Sie wohnt in Unterosterhofen. Der Ort ist fast ein Paradies. Er liegt in Bayern, an der Donau. Und ich, ich wohne in Paris. Paris ist auch nicht schlecht zum Leben, und trotzdem fühle ich mich ziemlich mies.
Ich bin, ich bin in Paris, sie ist in Bayern, der Weg dorthin, der ist so weit. Achthundertvierzig Kilometer, das kostet Geld, das kostet Zeit. Und trotzdem will ich sie besuchen, auch wenn es regnet, hagelt oder schneit.
Ich geh von meiner Haustür zu Fuß zur Place Pigalle, dort steig' ich in die Metro und fahre bis Etoile. Dort wartet schon der Bus der Air France nach Charles de Gaulle. Ich bin noch in Paris und fühl' mich doch wieder wohl, denn ich bin schon unterwegs, unterwegs zu ihr ins Tirol – oder was? oder wo? …
Sie wohnt in einem kleinen Zimmer in einem winzig kleinen Haus, davor ein winzig kleiner Garten, das sieht total romantisch aus. Da möcht' ich hundert Jahre bleiben, bei meiner lieben süßen kleinen Maus.
Die liebe süße kleine Maus zeigt ihre Zähne: Sie ist nicht süß, sie ist nicht klein, und meine Maus, das wär' das Letzte! das will sie überhaupt nicht sein! Da soll ich gleich zu Hause bleiben, in ihr Haus komm' ich so nicht rein!
Das Flugzeug fährt zur Rollbahn, der Kapitän gibt Gas, wir fliegen steil nach oben, ja, das Fliegen, das macht Spaß! Schon ist Paris im Dunst verschwunden, wir fliegen übers Meer. Da kann doch was nicht stimmen – wo kommt das Wasser her? Dieses Meer zwischen Bayern und Paris, das überrascht mich doch sehr.

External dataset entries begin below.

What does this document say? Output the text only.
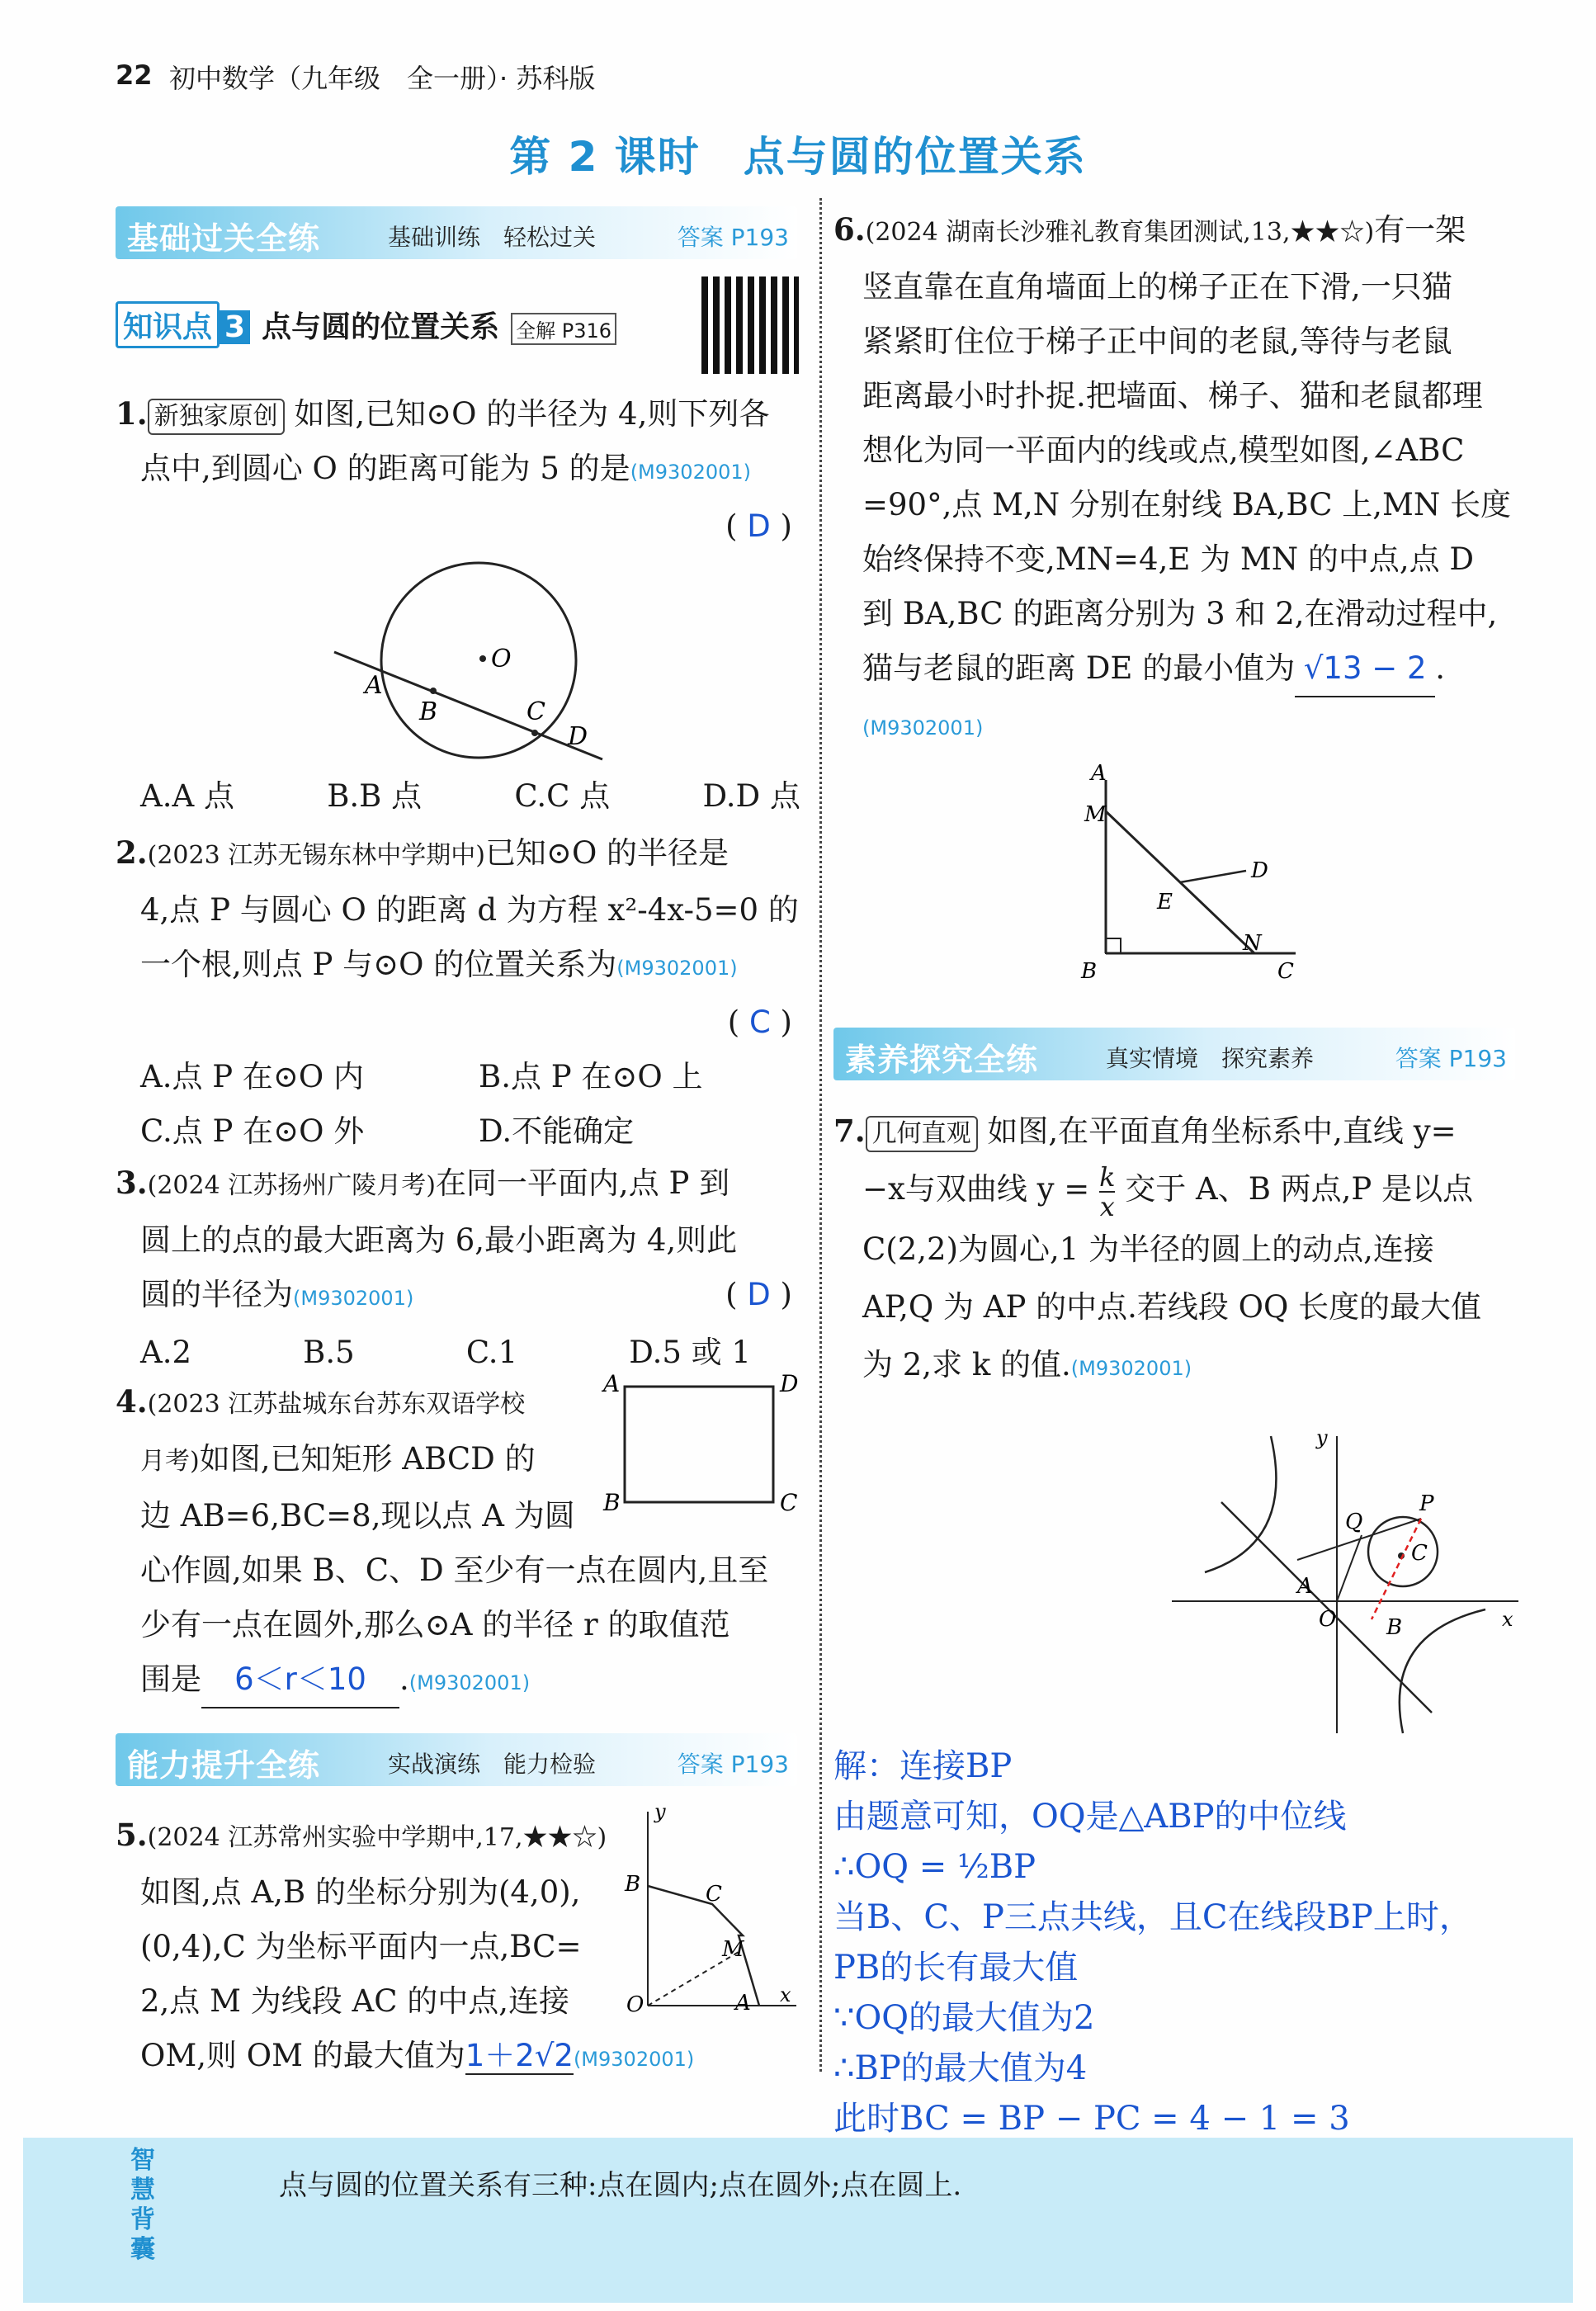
22 初中数学（九年级　全一册）· 苏科版
第 2 课时　点与圆的位置关系
基础过关全练	基础训练　轻松过关	答案 P193
知识点 3 点与圆的位置关系 全解 P316
1. 新独家原创 如图,已知⊙O 的半径为 4,则下列各
点中,到圆心 O 的距离可能为 5 的是(M9302001)
( D )
O
A
B	C
D
A.A 点	B.B 点	C.C 点	D.D 点
2.(2023 江苏无锡东林中学期中)已知⊙O 的半径是
4,点 P 与圆心 O 的距离 d 为方程 x²-4x-5=0 的
一个根,则点 P 与⊙O 的位置关系为(M9302001)
( C )
A.点 P 在⊙O 内	B.点 P 在⊙O 上
C.点 P 在⊙O 外	D.不能确定
3.(2024 江苏扬州广陵月考)在同一平面内,点 P 到
圆上的点的最大距离为 6,最小距离为 4,则此
圆的半径为(M9302001)	( D )
A.2	B.5	C.1	D.5 或 1
4.(2023 江苏盐城东台苏东双语学校
月考)如图,已知矩形 ABCD 的
边 AB=6,BC=8,现以点 A 为圆
心作圆,如果 B、C、D 至少有一点在圆内,且至
少有一点在圆外,那么⊙A 的半径 r 的取值范
围是 6＜r＜10 .(M9302001)
A	D
B	C
能力提升全练	实战演练　能力检验	答案 P193
5.(2024 江苏常州实验中学期中,17,★★☆)
如图,点 A,B 的坐标分别为(4,0),
(0,4),C 为坐标平面内一点,BC=
2,点 M 为线段 AC 的中点,连接
OM,则 OM 的最大值为1＋2√2(M9302001)
y
B	C
M
O	A x
6.(2024 湖南长沙雅礼教育集团测试,13,★★☆)有一架
竖直靠在直角墙面上的梯子正在下滑,一只猫
紧紧盯住位于梯子正中间的老鼠,等待与老鼠
距离最小时扑捉.把墙面、梯子、猫和老鼠都理
想化为同一平面内的线或点,模型如图,∠ABC
=90°,点 M,N 分别在射线 BA,BC 上,MN 长度
始终保持不变,MN=4,E 为 MN 的中点,点 D
到 BA,BC 的距离分别为 3 和 2,在滑动过程中,
猫与老鼠的距离 DE 的最小值为 √13 − 2 .
(M9302001)
A
M
D
E
N
B	C
素养探究全练	真实情境　探究素养	答案 P193
7. 几何直观 如图,在平面直角坐标系中,直线 y=
−x与双曲线 $y = \frac{k}{x}$ 交于 A、B 两点,P 是以点
C(2,2)为圆心,1 为半径的圆上的动点,连接
AP,Q 为 AP 的中点.若线段 OQ 长度的最大值
为 2,求 k 的值.(M9302001)
y
P
Q
C
A
O B	x
解：连接BP
由题意可知，OQ是△ABP的中位线
∴OQ = ½BP
当B、C、P三点共线，且C在线段BP上时，
PB的长有最大值
∵OQ的最大值为2
∴BP的最大值为4
此时BC = BP − PC = 4 − 1 = 3
智慧背囊
点与圆的位置关系有三种:点在圆内;点在圆外;点在圆上.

Ich hab sie einmal erst gesehen auf einem Bahnhof in Berlin. Ich war grad unterwegs nach Moskau über Hannover und Schwerin mit einem Aufenthalt in Warschau und Übernachtung in Tallin – immerhin.
Und sie, sie war, sie war grad auf dem Weg von Polen nach irgendeiner Stadt am Rhein. Sie wollt' sich eine Cola holen, da lud ich sie zu einer ein. Da schauten wir uns in die Augen und fühlten uns gleich nicht mehr so allein.
Das Flugzeug geht runter. In München liegt Schnee. Die S-Bahn in die Stadt kostet 10 Euro, das tut weh. Ein kalter Wind pfeift durch den Bahnhof. Die Gleise sind tot. Die Züge stehen still, alle Signale zeigen rot. Ich glaub', nach Unterosterhofen gibt es heut' ein allgemeines Fahrverbot.
Wir tauschten damals unsere Nummern, Handy und Festnetz-Telefon, vor dieser kleinen Imbissbude und fuhren bald danach davon. Ich fuhr nach Westen, sie nach Osten, oder andersrum, wen interessiert das schon …
Ich glaub', ich glaub', sie sagte mir auch ihren Namen. Yvonne, Helene, Anne-Marie … Den Namen hab' ich glatt vergessen, doch ihr Gesicht vergess ich nie. Die Nummern hab' ich längst verloren, mir bleibt nur noch ihre Physiognomie.
Ich hab' keine Adresse, ihren Namen weiß ich nicht. Wie soll ich sie da finden? Ich kenn' nur ihr Gesicht. Den Zug nach Unterosterhofen kann ich im Fahrplan nicht seh'n. Ich seh' nur einen Zug nach Mailand auf Gleis 13 steh'n. Ach was, dann nehm' ich eben den, ich hab' schon oft gehört, in Mailand ist es schön.
Sie wohnt in Unterosterhofen. Der Ort ist fast ein Paradies. Er liegt in Bayern, an der Donau. Ich war nie dort, ich fühl' mich mies. Das ist nicht wahr, es ist gelogen, am schönsten ist es nämlich in Paris!